NV Triton inference server’s concurrent execution

What is concurrent execution?

Nvidia’s Triton is one of the popular inference engines used for GPU inference. GPUs are commonly used for scenarios that require low-latency inference for transformer models. Triton supports concurrent execution of model instances. More instances mean more parallel executions and should improve overall inference throughput as a result!

Fig: Triton loading multi-instances of multiple models per GPU.

When multiple requests for the same model arrive simultaneously, Triton schedules them based on the number of instances allowed for that model. If the model is configured to allow N instances, the first N inference requests are immediately executed in parallel. Any additional requests must wait until one of these executions is completed. Note that the request can be a batch of examples if the model supports batching.

So, more instances => better throughput & latency ?

Here, comes a caveat: increasing the number of instances doesn’t necessarily lead to an improvement in throughput.

While trying to improve inference throughput/latency through concurrent execution, one must study the impact on the following variables:

1. GPU memory
2. GPU utilization
3. GPU memcpy utilization
4. Throughput vs Latency

GPU memory: Triton architecture supports loading multiple instances of single or multiple models in GPU memory for concurrent execution. Triton uses a different CUDA stream per instance to achieve partial memory isolation within a single GPU. Partial memory isolation also means that inference of one model can impact inference of other models loaded in the memory. The A100 / H100 GPUs support Multi-instance GPUs (MIG) where a GPU can be sliced into several GPUs (7) each having its own memory and physical isolation.

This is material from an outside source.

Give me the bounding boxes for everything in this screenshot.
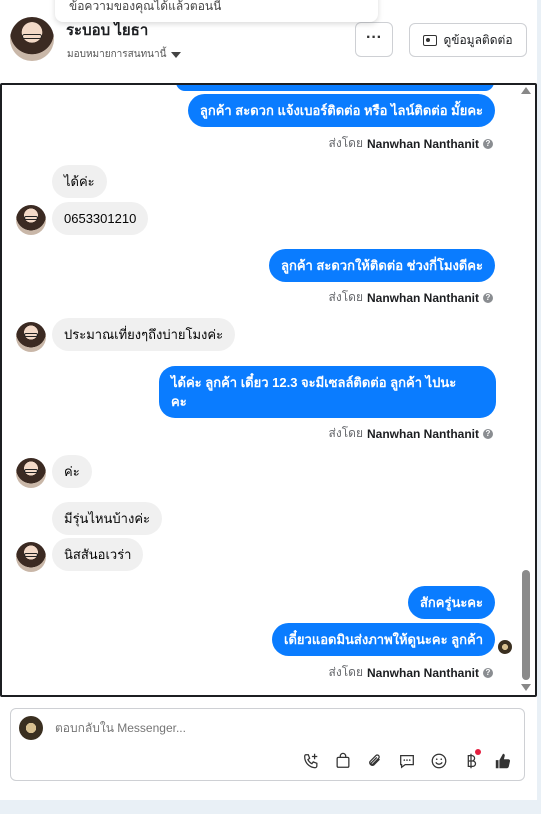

GPU utilization: If the GPU cores are already fully utilized running one instance of the model, it doesn’t have spare capacity to run another instance. Instead, the two instances share the same GPU cores, each performing at about 50%. So, increasing instances might not increase GPU utilization and (throughput, latency)

GPU memcpy utilization: To do inference on GPU, the tensors have to be copied from CPU -> GPU. If the data copy cannot be fast enough or CPU processing is slow, it is bottlenecked on CPU. GPU memcpy bandwidth is available as a GPU monitor and a saturation might indicate that increasing instances won’t have much of an effect. Similarly, data processing (e.g : tokenizer) instances on CPU should be increased to feed the model instances on GPU without delay.

Throughput vs Latency: Increasing batch size improves GPU utilization and inference throughput but beyond a point, it starts degrading end to end latency.

Key takeaway:
Concurrent execution of model instances can improve inference performance in most setups. It is important to understand the variables as mentioned above to debug or squeeze in more performance.